At this late point in my lecture, many questions are doubtless occurring
to you--at least I hope they are. For some of you I imagine I see gently
wagging heads, knitted brows and lips pursed to ask, for instance, "What
do we mean by Early?" or "What, by Modern?" or even "What indeed is
Catholicism?" "Our lecturer surely does not think, does he, that Early
Modern Catholicism is an ideologically neutral term?" Or, from those of
you forced by your professor to attend this lecture, "Who cares?"

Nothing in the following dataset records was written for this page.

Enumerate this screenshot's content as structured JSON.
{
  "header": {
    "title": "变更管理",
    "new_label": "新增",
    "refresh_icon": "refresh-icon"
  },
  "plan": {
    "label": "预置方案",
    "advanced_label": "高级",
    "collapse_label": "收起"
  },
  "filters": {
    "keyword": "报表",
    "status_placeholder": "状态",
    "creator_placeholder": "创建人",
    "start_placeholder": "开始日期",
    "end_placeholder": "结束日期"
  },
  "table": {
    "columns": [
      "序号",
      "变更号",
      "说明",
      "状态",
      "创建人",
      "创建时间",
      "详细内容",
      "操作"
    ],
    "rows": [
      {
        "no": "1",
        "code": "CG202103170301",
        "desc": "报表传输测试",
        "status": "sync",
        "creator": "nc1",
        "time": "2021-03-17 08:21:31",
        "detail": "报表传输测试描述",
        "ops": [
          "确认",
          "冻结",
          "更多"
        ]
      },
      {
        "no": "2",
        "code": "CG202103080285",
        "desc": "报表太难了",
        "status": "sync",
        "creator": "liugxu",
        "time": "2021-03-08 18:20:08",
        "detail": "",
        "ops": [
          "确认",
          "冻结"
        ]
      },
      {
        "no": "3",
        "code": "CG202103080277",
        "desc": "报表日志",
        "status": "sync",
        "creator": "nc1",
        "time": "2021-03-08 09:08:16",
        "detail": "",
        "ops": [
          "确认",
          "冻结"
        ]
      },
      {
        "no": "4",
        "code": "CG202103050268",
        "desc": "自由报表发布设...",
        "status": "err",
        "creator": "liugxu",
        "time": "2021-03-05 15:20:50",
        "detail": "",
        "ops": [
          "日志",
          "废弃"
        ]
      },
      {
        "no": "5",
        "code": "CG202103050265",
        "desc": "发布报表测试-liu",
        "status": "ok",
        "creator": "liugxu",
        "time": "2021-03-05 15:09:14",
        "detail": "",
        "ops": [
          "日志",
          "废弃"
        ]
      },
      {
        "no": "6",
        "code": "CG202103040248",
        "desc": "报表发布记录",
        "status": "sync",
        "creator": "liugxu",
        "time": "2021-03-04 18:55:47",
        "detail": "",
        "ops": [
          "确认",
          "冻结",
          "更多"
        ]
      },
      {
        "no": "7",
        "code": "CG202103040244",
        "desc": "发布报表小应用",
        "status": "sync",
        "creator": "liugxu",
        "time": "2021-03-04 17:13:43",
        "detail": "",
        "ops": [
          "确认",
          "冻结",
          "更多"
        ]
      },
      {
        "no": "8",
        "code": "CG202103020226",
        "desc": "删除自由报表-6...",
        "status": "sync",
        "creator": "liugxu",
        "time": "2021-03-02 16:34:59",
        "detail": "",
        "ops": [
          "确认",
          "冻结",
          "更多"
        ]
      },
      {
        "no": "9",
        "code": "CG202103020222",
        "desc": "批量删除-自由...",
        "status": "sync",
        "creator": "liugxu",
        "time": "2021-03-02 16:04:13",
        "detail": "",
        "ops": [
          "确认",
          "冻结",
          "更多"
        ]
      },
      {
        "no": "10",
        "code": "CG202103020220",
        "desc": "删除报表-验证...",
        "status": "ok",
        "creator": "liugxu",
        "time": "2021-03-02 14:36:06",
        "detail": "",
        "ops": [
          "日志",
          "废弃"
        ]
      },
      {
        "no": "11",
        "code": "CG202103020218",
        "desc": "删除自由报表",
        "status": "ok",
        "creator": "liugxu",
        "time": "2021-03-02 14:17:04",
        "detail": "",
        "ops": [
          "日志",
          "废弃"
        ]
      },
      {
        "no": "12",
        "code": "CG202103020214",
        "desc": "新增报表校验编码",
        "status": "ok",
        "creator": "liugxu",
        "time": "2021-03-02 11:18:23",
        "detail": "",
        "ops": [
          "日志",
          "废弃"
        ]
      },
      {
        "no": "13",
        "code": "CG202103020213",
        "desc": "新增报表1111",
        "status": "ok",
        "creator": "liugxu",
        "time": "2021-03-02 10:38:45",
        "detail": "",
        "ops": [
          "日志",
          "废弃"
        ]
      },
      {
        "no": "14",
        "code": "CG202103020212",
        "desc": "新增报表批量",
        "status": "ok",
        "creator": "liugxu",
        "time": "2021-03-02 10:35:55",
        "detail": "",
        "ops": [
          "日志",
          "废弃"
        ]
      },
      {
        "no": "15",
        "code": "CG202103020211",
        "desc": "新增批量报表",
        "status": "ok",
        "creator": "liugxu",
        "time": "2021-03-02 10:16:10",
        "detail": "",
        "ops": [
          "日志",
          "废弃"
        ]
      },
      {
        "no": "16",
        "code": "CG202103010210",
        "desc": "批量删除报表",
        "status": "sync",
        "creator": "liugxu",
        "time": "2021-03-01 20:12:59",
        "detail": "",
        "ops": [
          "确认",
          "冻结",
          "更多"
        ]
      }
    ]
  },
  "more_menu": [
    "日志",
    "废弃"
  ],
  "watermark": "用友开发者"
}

But maybe there is another question. Does our esteemed lecturer really
believe that Early Modern Catholicism has the slightest chance of
carrying the day? Does he seriously think that his solution will clarify
rather than further obfuscate the problem? Whence and whither this
pride?
Your question, patient listeners, does not come as a surprise to yours
truly. No, I have given it thought. And I have to admit, given the sad
history of the others terms I have described to you, I can hardly be
optimistic about the fate of the term Early Modern Catholicism. All I
can say is that I did not settle upon it a few years ago in order to
back a winner in the naming sweepstakes. I did not enter this fray
because I like a fight but because I found myself unable to avoid it--as
I struggled to define what I was writing about. I settled on Early
Modern Catholicism because for me it captured the breadth of "the
Catholic side" in ways more helpful and less distorting than other names
that I encountered and ultimately had to reject as comprehensive
designations.
The more realistic hope I have is not that Early Modern Catholicism
would triumph as oil upon troubled waters--quite a long shot--but that
by simply proposing it and arguing for it I might move you to look at
the Catholic side more closely and then to speak of it with greater
precision and with greater awareness of its complexity and variety--that
I might alert you to the advantages of the other terms but also to the
subtle but serious problems they pose. Ah, my term still may not be the
best, but perhaps you will at least grant me that it is better than what
I started with--"Trent and All That."